Talking to Dawn here on Saturday, he said Pakistan’s increasing isolation in the world could encourage enemies to think of aggression against the Islamic republic.
He advised the president to take the nation into confidence and deal with the emerging situation using its collective wisdom.
Disapproving of the policy of unbelievable flexibility in foreign affairs and total rigidity on the home front, Mr Ali said the president should permit Mian Shahbaz Sharif and Ms Bhutto to return to Pakistan and initiate with them discussions on national security.
“The other ominous factors eroding Pakistan’s position are the changing regional alignments. China and India are moving from normalization of relations to cooperation.”
The former foreign minister said Pakistan’s foreign policy was in turbulent waters with the Islamic republic being accused of providing nuclear information to North Korea and safe havens to remnants of the Taliban and Al Qaeda.
“The increased militant activity in Afghanistan is also being attributed to these safe havens. There have been insinuations in the world media that Osama bin Laden is holed up in Pakistan.”
Referring to the US policy in the region, Mr Ali said the US seemed to have decided to forge a strategic partnership with India. Therefore, he added, the tone and tenor of US ambassador Nancy Powell and Indian Premier Vajpayee was quite understandable.
He pointed out that Pakistan had once again been accused of either promoting or not preventing cross-border movement into the Indian-held Kashmir.
Convinced that the US would mount an attack on Iraq by the end of the current month or early next month irrespective of the opposition from other countries, Mr Ali said that to deal with the situation arising out of the imminent attack, the Jamali government should work out a policy in consultation with the friendly Saudi Arabia, Egypt, Jordan, Kuwait, UAE, Iran and Turkey.
In his opinion, the looming war “will be probably one of the most unpopular wars the US has fought during the past 100 years”.
The Bush administration, Mr Ali said, had failed to build an international consensus on the issue.

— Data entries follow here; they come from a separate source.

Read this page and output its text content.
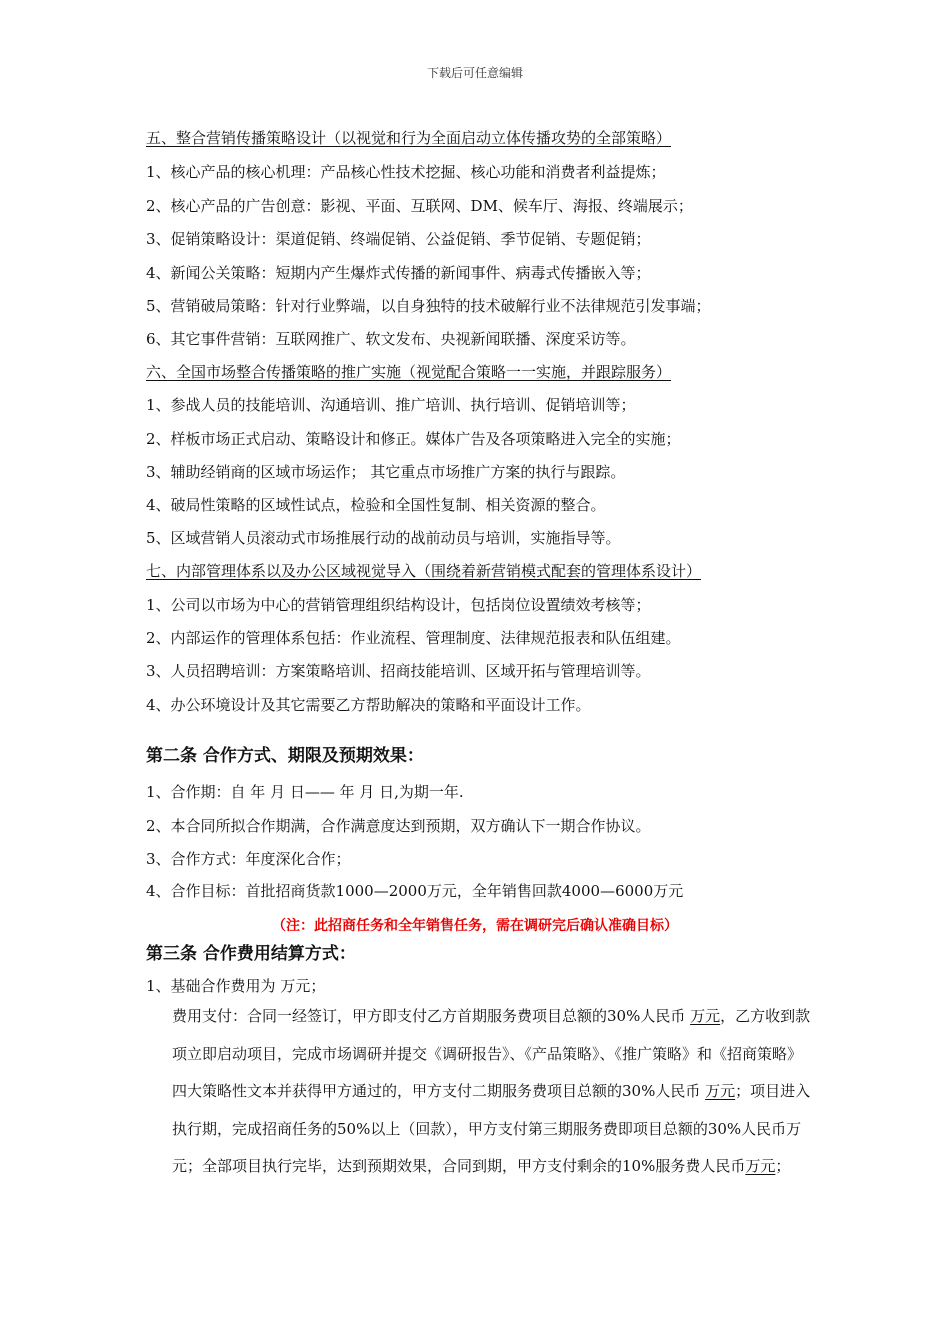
下载后可任意编辑
五、整合营销传播策略设计（以视觉和行为全面启动立体传播攻势的全部策略）
1、核心产品的核心机理：产品核心性技术挖掘、核心功能和消费者利益提炼；
2、核心产品的广告创意：影视、平面、互联网、DM、候车厅、海报、终端展示；
3、促销策略设计：渠道促销、终端促销、公益促销、季节促销、专题促销；
4、新闻公关策略：短期内产生爆炸式传播的新闻事件、病毒式传播嵌入等；
5、营销破局策略：针对行业弊端，以自身独特的技术破解行业不法律规范引发事端；
6、其它事件营销：互联网推广、软文发布、央视新闻联播、深度采访等。
六、全国市场整合传播策略的推广实施（视觉配合策略一一实施，并跟踪服务）
1、参战人员的技能培训、沟通培训、推广培训、执行培训、促销培训等；
2、样板市场正式启动、策略设计和修正。媒体广告及各项策略进入完全的实施；
3、辅助经销商的区域市场运作； 其它重点市场推广方案的执行与跟踪。
4、破局性策略的区域性试点，检验和全国性复制、相关资源的整合。
5、区域营销人员滚动式市场推展行动的战前动员与培训，实施指导等。
七、内部管理体系以及办公区域视觉导入（围绕着新营销模式配套的管理体系设计）
1、公司以市场为中心的营销管理组织结构设计，包括岗位设置绩效考核等；
2、内部运作的管理体系包括：作业流程、管理制度、法律规范报表和队伍组建。
3、人员招聘培训：方案策略培训、招商技能培训、区域开拓与管理培训等。
4、办公环境设计及其它需要乙方帮助解决的策略和平面设计工作。
第二条 合作方式、期限及预期效果：
1、合作期：自 年 月 日—— 年 月 日,为期一年.
2、本合同所拟合作期满，合作满意度达到预期，双方确认下一期合作协议。
3、合作方式：年度深化合作；
4、合作目标：首批招商货款1000—2000万元，全年销售回款4000—6000万元
（注：此招商任务和全年销售任务，需在调研完后确认准确目标）
第三条 合作费用结算方式：
1、基础合作费用为 万元；
费用支付：合同一经签订，甲方即支付乙方首期服务费项目总额的30%人民币 万元，乙方收到款项立即启动项目，完成市场调研并提交《调研报告》、《产品策略》、《推广策略》和《招商策略》四大策略性文本并获得甲方通过的，甲方支付二期服务费项目总额的30%人民币 万元；项目进入执行期，完成招商任务的50%以上（回款），甲方支付第三期服务费即项目总额的30%人民币万元；全部项目执行完毕，达到预期效果，合同到期，甲方支付剩余的10%服务费人民币万元；
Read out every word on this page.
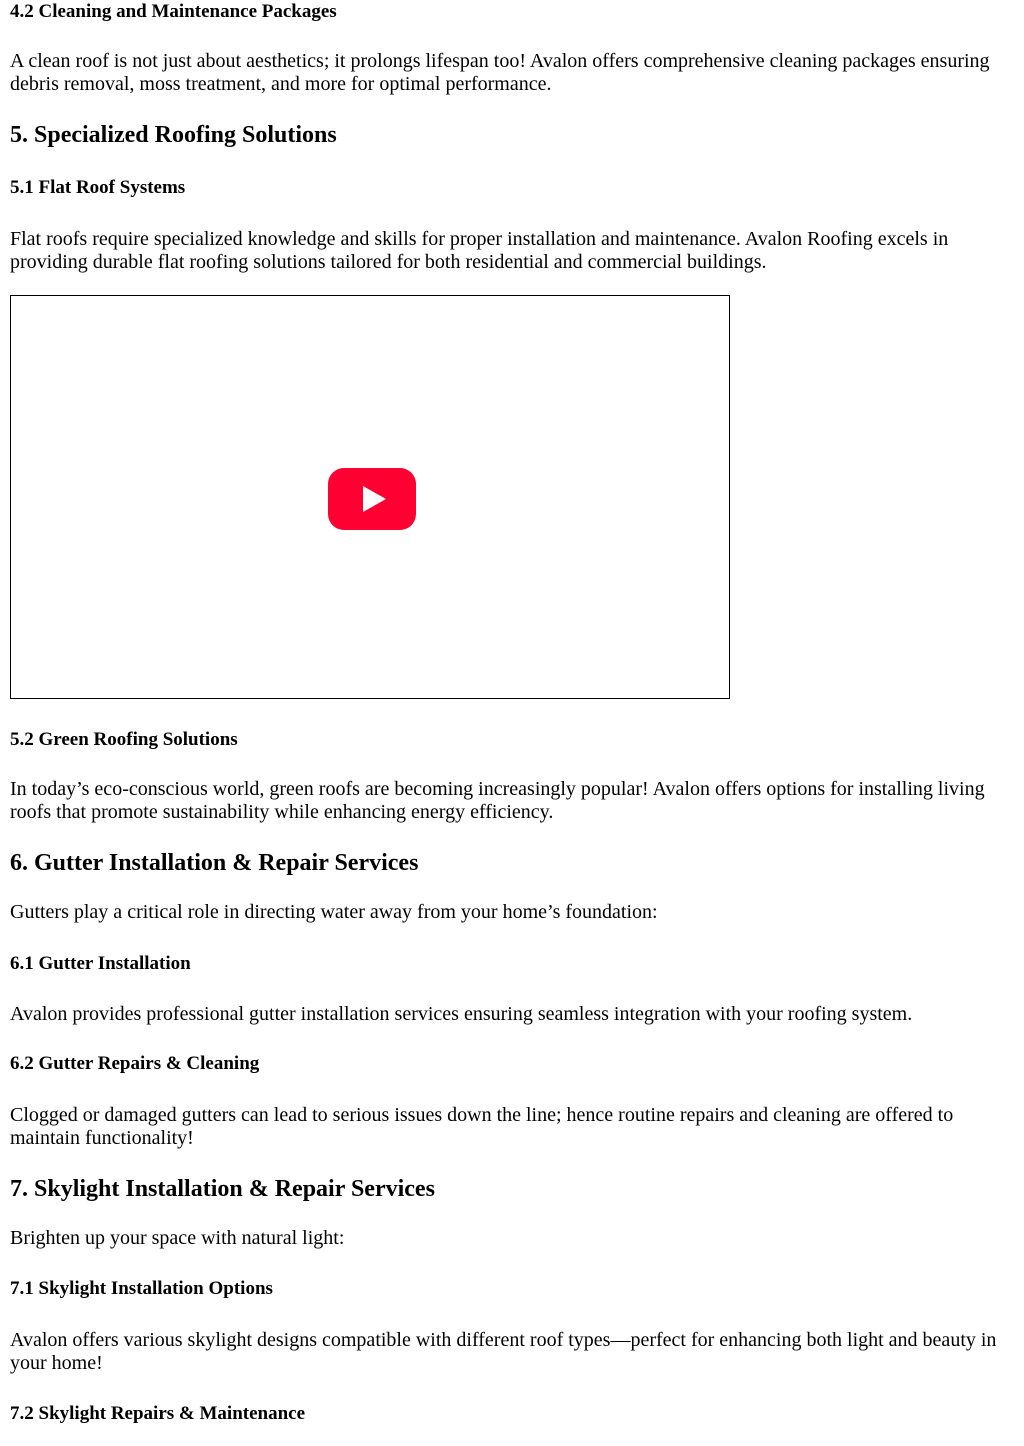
4.2 Cleaning and Maintenance Packages

A clean roof is not just about aesthetics; it prolongs lifespan too! Avalon offers comprehensive cleaning packages ensuring debris removal, moss treatment, and more for optimal performance.

5. Specialized Roofing Solutions
5.1 Flat Roof Systems

Flat roofs require specialized knowledge and skills for proper installation and maintenance. Avalon Roofing excels in providing durable flat roofing solutions tailored for both residential and commercial buildings.

5.2 Green Roofing Solutions

In today’s eco-conscious world, green roofs are becoming increasingly popular! Avalon offers options for installing living roofs that promote sustainability while enhancing energy efficiency.

6. Gutter Installation & Repair Services

Gutters play a critical role in directing water away from your home’s foundation:

6.1 Gutter Installation

Avalon provides professional gutter installation services ensuring seamless integration with your roofing system.

6.2 Gutter Repairs & Cleaning

Clogged or damaged gutters can lead to serious issues down the line; hence routine repairs and cleaning are offered to maintain functionality!

7. Skylight Installation & Repair Services

Brighten up your space with natural light:

7.1 Skylight Installation Options

Avalon offers various skylight designs compatible with different roof types—perfect for enhancing both light and beauty in your home!

7.2 Skylight Repairs & Maintenance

Three out of five permanent members of the UN Security Council, Russia, China and France, had rejected the war plan. These countries, he said, would either abstain from voting or exercise veto when a resolution was moved before the Security Council.
Thus, he said, being unable able to have a new resolution adopted by the world body, the US would have to take recourse to the earlier Resolution 1441.
The former foreign minister said the world was not convinced that the option of international inspections in Iraq had been exhausted. “There is a perception all over the world that the US is going to war not to disarm Iraq, but because of its economic and strategic interests.”
The Bush administration had adopted a unilateralist foreign policy and the US president had become an instrument in the hands of ultra-conservative elements. “President Bush is a troubled man,” he remarked.
Mr Ali said the war would not be a protracted one and its outcome was also predictable, given the imbalance between Iraq and the allied forces.
He warned that there would be a backlash in two provinces as a result of the war and a civil movement within Pakistan was bound to affect the fragile political structure built by Gen Musharraf.
In response to a question, he said the Jamali government was over-reacting on the issue of registration under the INS laws. “It was for us to determine if US policy had any flexibility. The best adviser in this regard was our ambassador in Washington. The foreign minister should have embarked on a visit to Washington only after assessing the entire situation. Now he will be coming back empty-handed, which is a matter of disappointment for the people.”